Eventually the Western Hemisphere was conquered and the entire globe came to be ruled by the Europeans. There are no more free peoples. Everyone has been enslaved.

By conquering the globe, this European leviathan also laid the basis for the destruction of all leviathans. Every empire eventually falls. In the past, whenever an empire would fall there would be another empire that would swallow up its remnants or create new empires. But now there is only one empire spanning the entire globe. When this empire falls there will be no other empires to take it's place and we will have a real opportunity to rid ourselves of empires forever. Perlman thinks the fall of this empire will probably come about as the result of a military conflict and the subsequent destruction of civilization.
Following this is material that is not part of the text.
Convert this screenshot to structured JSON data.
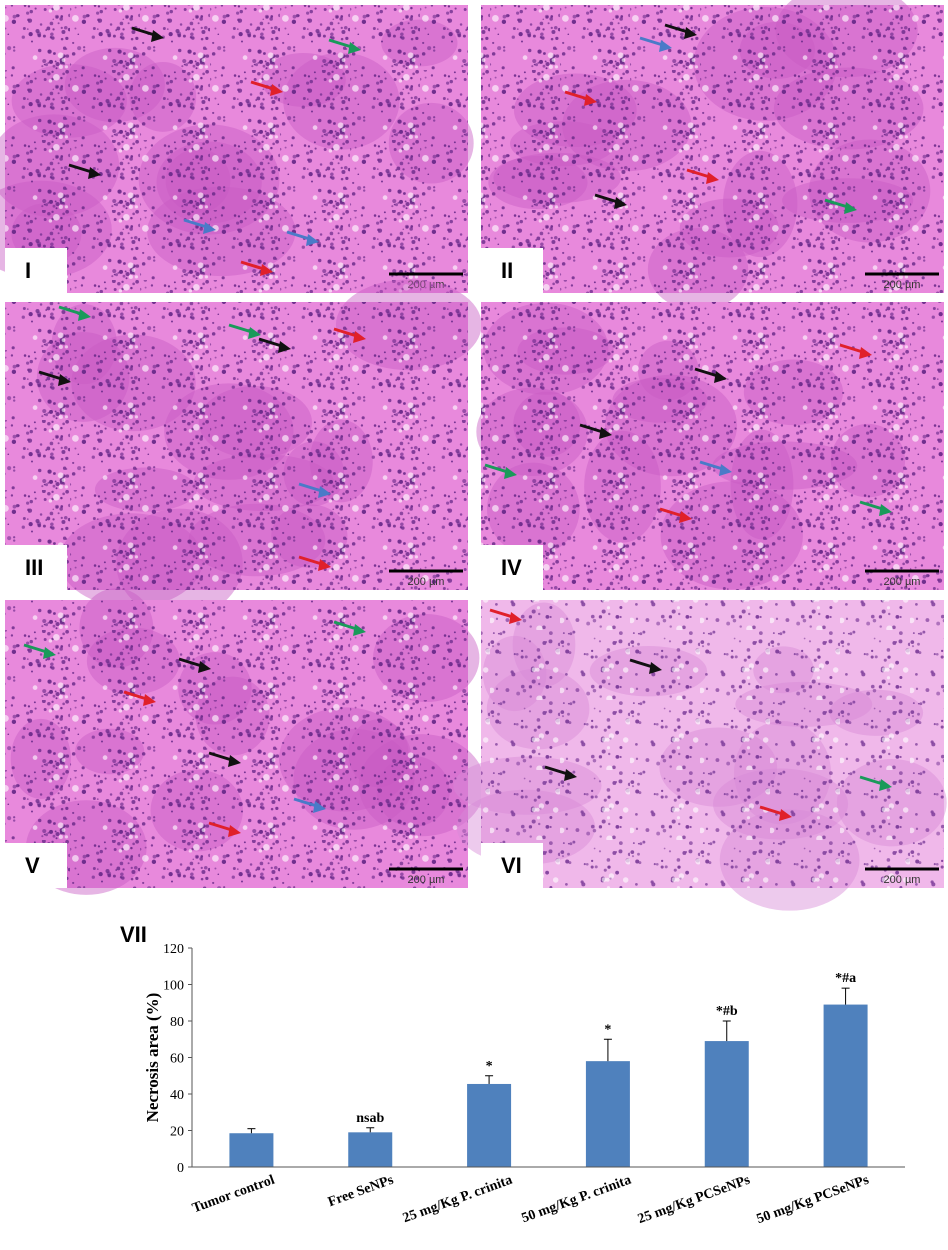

When I first started reading Perlman's works and other anarcho-primitivist writings I had a very negative attitude towards primitivism and thought they were totally wrong. I read them because I think you should understand a philosophy before you entirely reject it. The more I have read the more sympathetic to primitivism I have become. With a critique of almost everything, anti-authoritarian primitivism is the most radical philosophy I have ever encountered. Although there are some flaws in it, it also offers insights into many aspects of society which are too often ignored and deserves a far more serious examination then most people, even so-called radicals, have given it.